Last night I bought (and drank) a bottle of red wine.
But it was different. I’m in the process of reading Annie Grace’s book This naked mind.
While drinking last night, my intention was to test the validity of the information I learned from the book. I wanted to translate theory into practice. For this, I did an exercise Annie Grace proposes : I filmed myself.
The end result is :
1 video before drinking : In this video, I state my intentions for the evening. 2 glasses maximum and wanting to see how alcohol affects my body/brain, how I try to justify me drinking more, etc.
1 video before my last glass : So I ended up not filming myself for glasses 2-4. By the time I had one glass left, I sat down in front of the camera. I watched the video this morning.

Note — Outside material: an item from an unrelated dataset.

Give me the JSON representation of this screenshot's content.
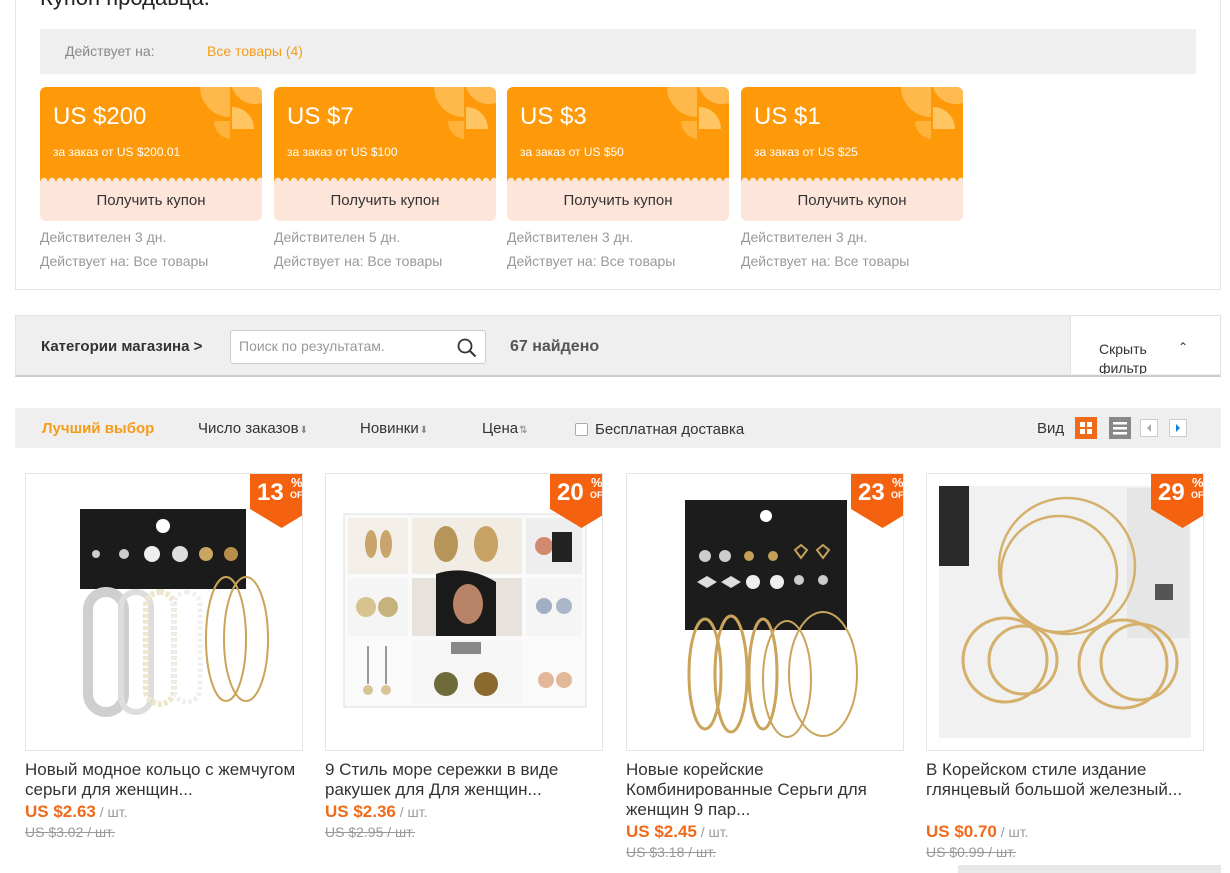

I was visibly tired (it was 11:30 pm - I started drinking at 8:30 pm) and I could see how slow I was. When I talked, I looked numbed and slowed down. I even mentionned while pretty tipsy that I totally failed to stick to 2 glasses and that I maybe should’nt drink because I can’t control my intake. I also said that I felt I was dumbing myself down and not using my potential.
1 video this morning when I woke up : After finishing the bottle and going to bed at 12:15 am, I woke up for work late, at 7:15, needing some breakfast and a shower to leave at 8. I ended up arriving 15 mins late to work with a horrible hangover, my head pounding. I drank a whole lot of water. I felt my body hated me. The hangover lasted until 12 pm. In the video, I clearly stated I can’t start drinking again.

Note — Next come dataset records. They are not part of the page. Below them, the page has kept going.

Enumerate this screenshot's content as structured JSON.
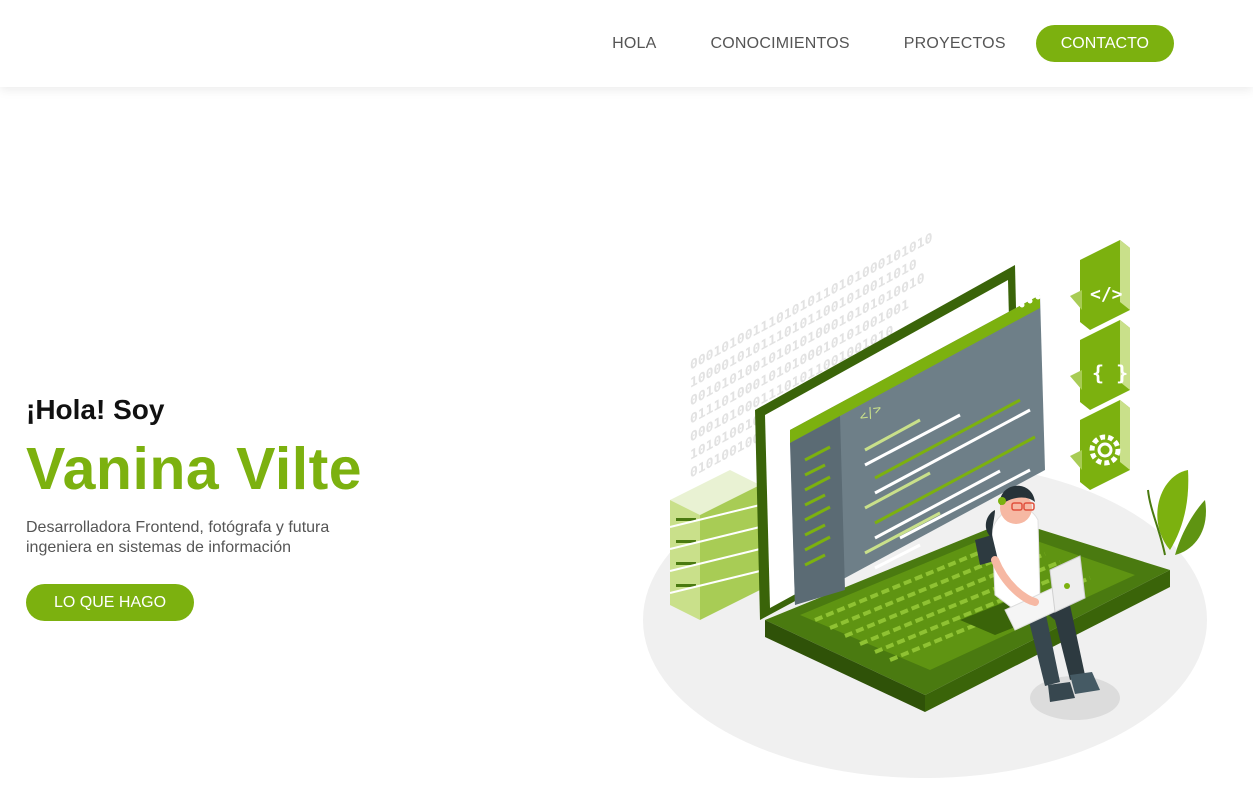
{
  "nav": {
    "items": [
      {
        "label": "HOLA"
      },
      {
        "label": "CONOCIMIENTOS"
      },
      {
        "label": "PROYECTOS"
      }
    ],
    "cta_label": "CONTACTO"
  },
  "hero": {
    "greeting": "¡Hola! Soy",
    "name": "Vanina Vilte",
    "description": "Desarrolladora Frontend, fotógrafa y futura ingeniera en sistemas de información",
    "button_label": "LO QUE HAGO"
  },
  "illustration": {
    "binary_lines": [
      "0001010011101010110101000101010",
      "10000101011101011001010011010",
      "001010100101010100010101010010",
      "0111010001010100010101001001",
      "00010100011101011001001010",
      "1010100100101010010101",
      "0101001001010010"
    ],
    "code_tag": "</>",
    "braces": "{ }",
    "icons": [
      "code-icon",
      "braces-icon",
      "gear-icon"
    ]
  },
  "colors": {
    "accent": "#7cb10f",
    "accent_dark": "#4a7a10",
    "accent_light": "#c9e08a",
    "text": "#555555",
    "heading": "#111111"
  }
}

I think for the first time, since reading This naked mind, I genuinely feel a change in me towards alcohol. I’m not as attracted to it and I’m even kinda angry at it for making me believe so much lies. I can start seeing my patterns, my vulnerability to alcohol, how drinking none is way easier than sticking to one glass, how the more I drink, the more I want and the quicker I drink, how my brain tries by every way to rationalize the unrational.

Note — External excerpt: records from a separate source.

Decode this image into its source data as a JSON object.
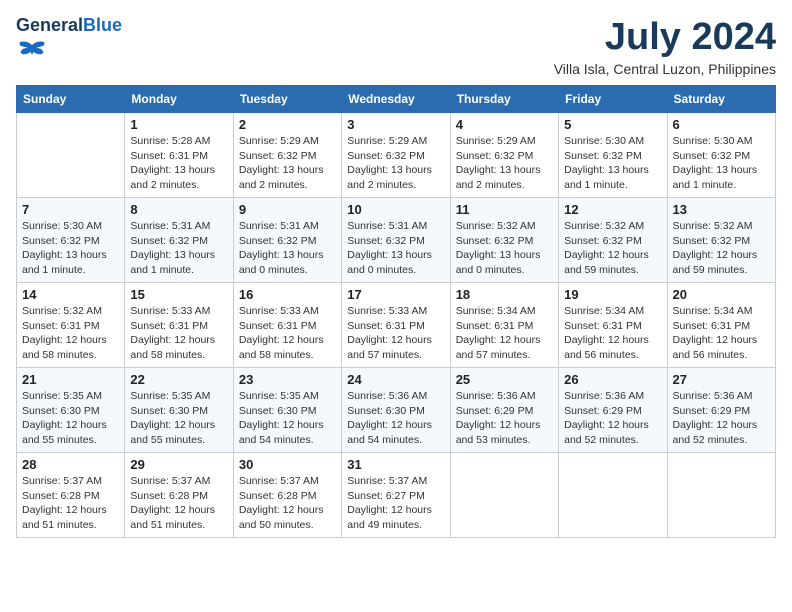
{
  "header": {
    "logo_line1": "General",
    "logo_line2": "Blue",
    "month_year": "July 2024",
    "location": "Villa Isla, Central Luzon, Philippines"
  },
  "days_of_week": [
    "Sunday",
    "Monday",
    "Tuesday",
    "Wednesday",
    "Thursday",
    "Friday",
    "Saturday"
  ],
  "weeks": [
    [
      {
        "day": "",
        "text": ""
      },
      {
        "day": "1",
        "text": "Sunrise: 5:28 AM\nSunset: 6:31 PM\nDaylight: 13 hours\nand 2 minutes."
      },
      {
        "day": "2",
        "text": "Sunrise: 5:29 AM\nSunset: 6:32 PM\nDaylight: 13 hours\nand 2 minutes."
      },
      {
        "day": "3",
        "text": "Sunrise: 5:29 AM\nSunset: 6:32 PM\nDaylight: 13 hours\nand 2 minutes."
      },
      {
        "day": "4",
        "text": "Sunrise: 5:29 AM\nSunset: 6:32 PM\nDaylight: 13 hours\nand 2 minutes."
      },
      {
        "day": "5",
        "text": "Sunrise: 5:30 AM\nSunset: 6:32 PM\nDaylight: 13 hours\nand 1 minute."
      },
      {
        "day": "6",
        "text": "Sunrise: 5:30 AM\nSunset: 6:32 PM\nDaylight: 13 hours\nand 1 minute."
      }
    ],
    [
      {
        "day": "7",
        "text": "Sunrise: 5:30 AM\nSunset: 6:32 PM\nDaylight: 13 hours\nand 1 minute."
      },
      {
        "day": "8",
        "text": "Sunrise: 5:31 AM\nSunset: 6:32 PM\nDaylight: 13 hours\nand 1 minute."
      },
      {
        "day": "9",
        "text": "Sunrise: 5:31 AM\nSunset: 6:32 PM\nDaylight: 13 hours\nand 0 minutes."
      },
      {
        "day": "10",
        "text": "Sunrise: 5:31 AM\nSunset: 6:32 PM\nDaylight: 13 hours\nand 0 minutes."
      },
      {
        "day": "11",
        "text": "Sunrise: 5:32 AM\nSunset: 6:32 PM\nDaylight: 13 hours\nand 0 minutes."
      },
      {
        "day": "12",
        "text": "Sunrise: 5:32 AM\nSunset: 6:32 PM\nDaylight: 12 hours\nand 59 minutes."
      },
      {
        "day": "13",
        "text": "Sunrise: 5:32 AM\nSunset: 6:32 PM\nDaylight: 12 hours\nand 59 minutes."
      }
    ],
    [
      {
        "day": "14",
        "text": "Sunrise: 5:32 AM\nSunset: 6:31 PM\nDaylight: 12 hours\nand 58 minutes."
      },
      {
        "day": "15",
        "text": "Sunrise: 5:33 AM\nSunset: 6:31 PM\nDaylight: 12 hours\nand 58 minutes."
      },
      {
        "day": "16",
        "text": "Sunrise: 5:33 AM\nSunset: 6:31 PM\nDaylight: 12 hours\nand 58 minutes."
      },
      {
        "day": "17",
        "text": "Sunrise: 5:33 AM\nSunset: 6:31 PM\nDaylight: 12 hours\nand 57 minutes."
      },
      {
        "day": "18",
        "text": "Sunrise: 5:34 AM\nSunset: 6:31 PM\nDaylight: 12 hours\nand 57 minutes."
      },
      {
        "day": "19",
        "text": "Sunrise: 5:34 AM\nSunset: 6:31 PM\nDaylight: 12 hours\nand 56 minutes."
      },
      {
        "day": "20",
        "text": "Sunrise: 5:34 AM\nSunset: 6:31 PM\nDaylight: 12 hours\nand 56 minutes."
      }
    ],
    [
      {
        "day": "21",
        "text": "Sunrise: 5:35 AM\nSunset: 6:30 PM\nDaylight: 12 hours\nand 55 minutes."
      },
      {
        "day": "22",
        "text": "Sunrise: 5:35 AM\nSunset: 6:30 PM\nDaylight: 12 hours\nand 55 minutes."
      },
      {
        "day": "23",
        "text": "Sunrise: 5:35 AM\nSunset: 6:30 PM\nDaylight: 12 hours\nand 54 minutes."
      },
      {
        "day": "24",
        "text": "Sunrise: 5:36 AM\nSunset: 6:30 PM\nDaylight: 12 hours\nand 54 minutes."
      },
      {
        "day": "25",
        "text": "Sunrise: 5:36 AM\nSunset: 6:29 PM\nDaylight: 12 hours\nand 53 minutes."
      },
      {
        "day": "26",
        "text": "Sunrise: 5:36 AM\nSunset: 6:29 PM\nDaylight: 12 hours\nand 52 minutes."
      },
      {
        "day": "27",
        "text": "Sunrise: 5:36 AM\nSunset: 6:29 PM\nDaylight: 12 hours\nand 52 minutes."
      }
    ],
    [
      {
        "day": "28",
        "text": "Sunrise: 5:37 AM\nSunset: 6:28 PM\nDaylight: 12 hours\nand 51 minutes."
      },
      {
        "day": "29",
        "text": "Sunrise: 5:37 AM\nSunset: 6:28 PM\nDaylight: 12 hours\nand 51 minutes."
      },
      {
        "day": "30",
        "text": "Sunrise: 5:37 AM\nSunset: 6:28 PM\nDaylight: 12 hours\nand 50 minutes."
      },
      {
        "day": "31",
        "text": "Sunrise: 5:37 AM\nSunset: 6:27 PM\nDaylight: 12 hours\nand 49 minutes."
      },
      {
        "day": "",
        "text": ""
      },
      {
        "day": "",
        "text": ""
      },
      {
        "day": "",
        "text": ""
      }
    ]
  ]
}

I think, for the first time, that I am an alcoholic. And maybe some people are more far down than I am. Maybe I compare myself to people and try to convince myself I’m a normal drinker, but I clearly am not and have never been since the first time I got drunk at 14 years old.
The older I get and the more independance I get, the less surveillance I get, the more I drink. Having my parents, my ex-boyfriend or friends around me kept me secretive and creative in ways to drink without getting cought.
Alone, I don’t care. I just drink. In July, I will be moving alone in a studio. I know this is when I will have an increased possibility to fall way down.
I cannot bring alcohol with me in my studio. I don’t want to fall.